By MoneyhighStreet Staff.  Published on January 9, 2008  This post currently has no comments.

house prices

The outlook for British home owners in 2008 is not good. As the cost of credit, energy and other household costs continue to rise, property in Britain is beyond the reach of many first time buyers and many existing home owners are struggling to keep up with mortgage repayments. We look at the property market outlook for the coming year.

Whichever way you look at it, the fact is that house prices will continue to fall in 2008, and maybe even beyond. The extent of the housing market correction remains to be seen and analysts' predictions vary significantly.

Research carried out for the Daily Telegraph last week pointed to a 4% drop in house prices in 2008, while this website reported that the fall could be as high as 35% over the next three years. However, only time will tell the true extent of the drop in house prices.

So, what does this mean for homeowners and home buyers? Well, if your a homeowner any drop in prices is bad news. If you bought your house more than a few years ago it may not be so bad, as you will have seen a significant increase in the value of your home already. You will also have made some inroads into paying back your mortgage so you should be able to handle a fall in house prices.

If, however, you bought your house in the last year or two you could be at risk of falling into negative equity, especially if the loan-to-value ratio of your mortgage is high. The Bank of England last week warned that it is expecting the number of mortgage defaults and repossessions to rise significantly this year.

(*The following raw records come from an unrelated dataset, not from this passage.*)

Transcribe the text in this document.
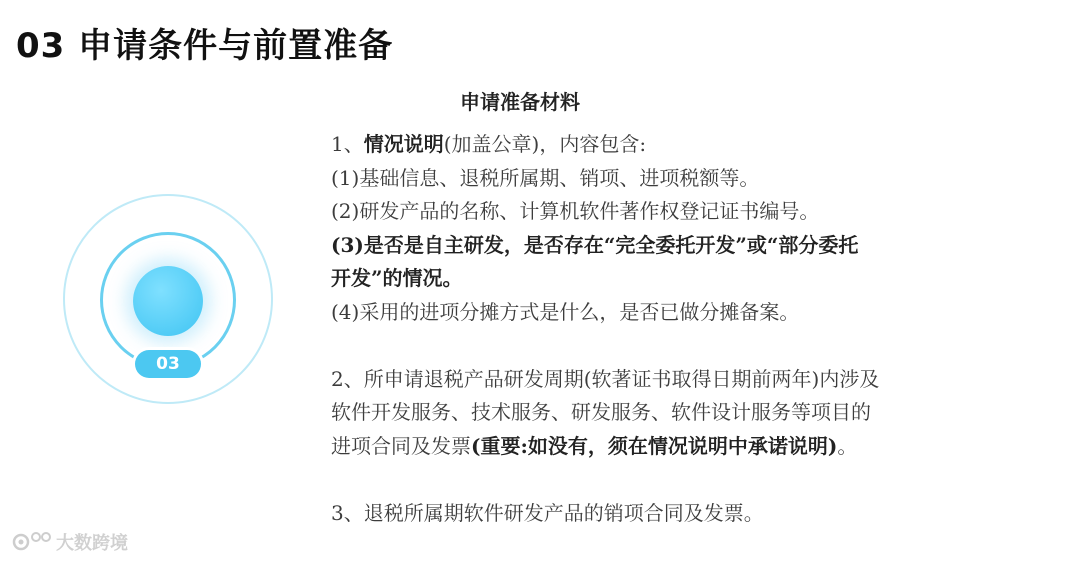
03 申请条件与前置准备
申请准备材料
03
1、情况说明(加盖公章)，内容包含:
(1)基础信息、退税所属期、销项、进项税额等。
(2)研发产品的名称、计算机软件著作权登记证书编号。
(3)是否是自主研发，是否存在“完全委托开发”或“部分委托
开发”的情况。
(4)采用的进项分摊方式是什么，是否已做分摊备案。
2、所申请退税产品研发周期(软著证书取得日期前两年)内涉及
软件开发服务、技术服务、研发服务、软件设计服务等项目的
进项合同及发票(重要:如没有，须在情况说明中承诺说明)。
3、退税所属期软件研发产品的销项合同及发票。
大数跨境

If you are planning to buy a home the current economic climate has its advantages and disadvantages. A fall in house prices would, of course, be to your advantage as you will have to fork out less for your new home. However, actually getting the credit to pay for a home is another matter. Lenders already strict lending criteria is expected to get stricter this year, so unless you have a good steady income and a squeaky clean credit rating you may find it very difficult to get a home loan.

Existing homeowners in normal circumstances would be able to shop around for a new mortgage that provides better value than their existing home loan. However, banks are currently more focused on keeping existing customers than taking on new ones so it might be better to begin by asking your current mortgage provider for a better deal. If not, shop around but it may be difficult to secure a new mortgage in the current climate.

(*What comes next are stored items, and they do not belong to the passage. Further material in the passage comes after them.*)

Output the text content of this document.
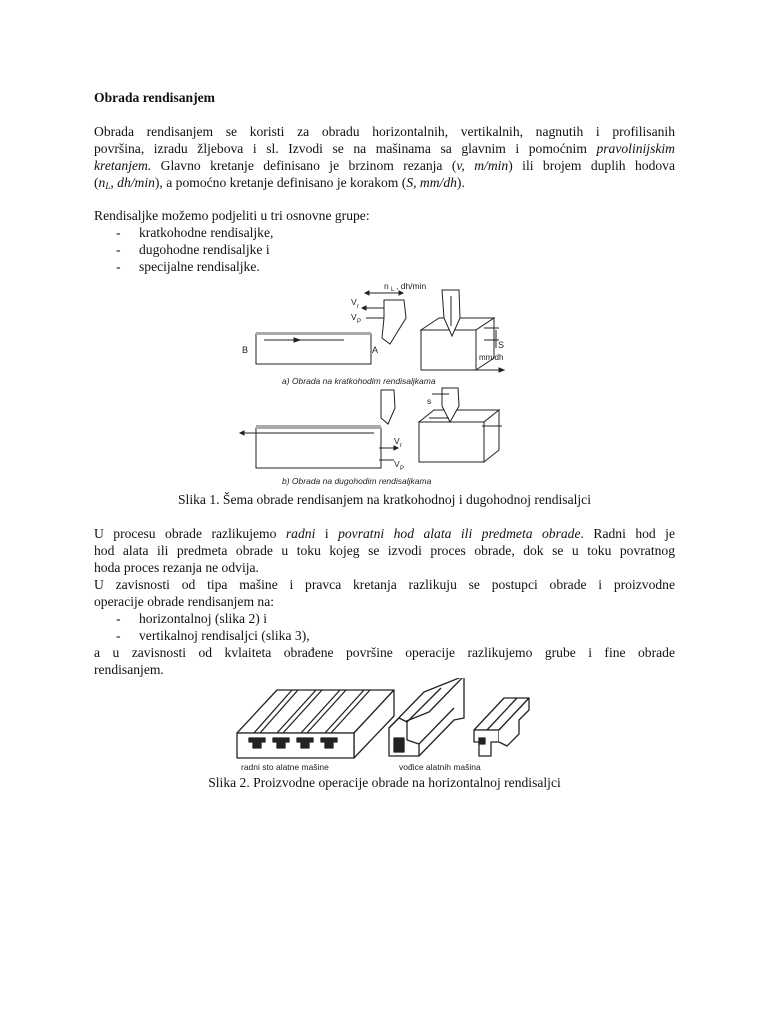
Obrada rendisanjem
Obrada rendisanjem se koristi za obradu horizontalnih, vertikalnih, nagnutih i profilisanih
površina, izradu žljebova i sl. Izvodi se na mašinama sa glavnim i pomoćnim pravolinijskim
kretanjem. Glavno kretanje definisano je brzinom rezanja (v, m/min) ili brojem duplih hodova
(nL, dh/min), a pomoćno kretanje definisano je korakom (S, mm/dh).
Rendisaljke možemo podjeliti u tri osnovne grupe:
- kratkohodne rendisaljke,
- dugohodne rendisaljke i
- specijalne rendisaljke.
n L , dh/min
V r
V P
B	A	S
mm/dh
a) Obrada na kratkohodim rendisaljkama
s
V r
V P
b) Obrada na dugohodim rendisaljkama
Slika 1. Šema obrade rendisanjem na kratkohodnoj i dugohodnoj rendisaljci
U procesu obrade razlikujemo radni i povratni hod alata ili predmeta obrade. Radni hod je
hod alata ili predmeta obrade u toku kojeg se izvodi proces obrade, dok se u toku povratnog
hoda proces rezanja ne odvija.
U zavisnosti od tipa mašine i pravca kretanja razlikuju se postupci obrade i proizvodne
operacije obrade rendisanjem na:
- horizontalnoj (slika 2) i
- vertikalnoj rendisaljci (slika 3),
a u zavisnosti od kvlaiteta obrađene površine operacije razlikujemo grube i fine obrade
rendisanjem.
radni sto alatne mašine	vođice alatnih mašina
Slika 2. Proizvodne operacije obrade na horizontalnoj rendisaljci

From a homeowner's point of view, probably the best thing that could happen in the short term is that the Bank of England cuts its interest rates tomorrow. It cut its base rate from 5.5% to 5.75% at the start of December and a similar cut tomorrow would be a welcome development for a number of reasons. Not only would it ease the pressure on existing homeowners, it should also encourage first time buyers to enter the market. This increase in demand could go some way towards stabilising house prices.

Unfortunately, the general economic outlook for the coming year doesn't look so good at the moment. UK business confidence is at a two-year low and the credit crunch shows few signs of easing. So, now that Christmas has come and gone we urge consumers to be prudent. If possible, focus on saving rather than spending and borrowing, and be prepared for a correction in the housing market.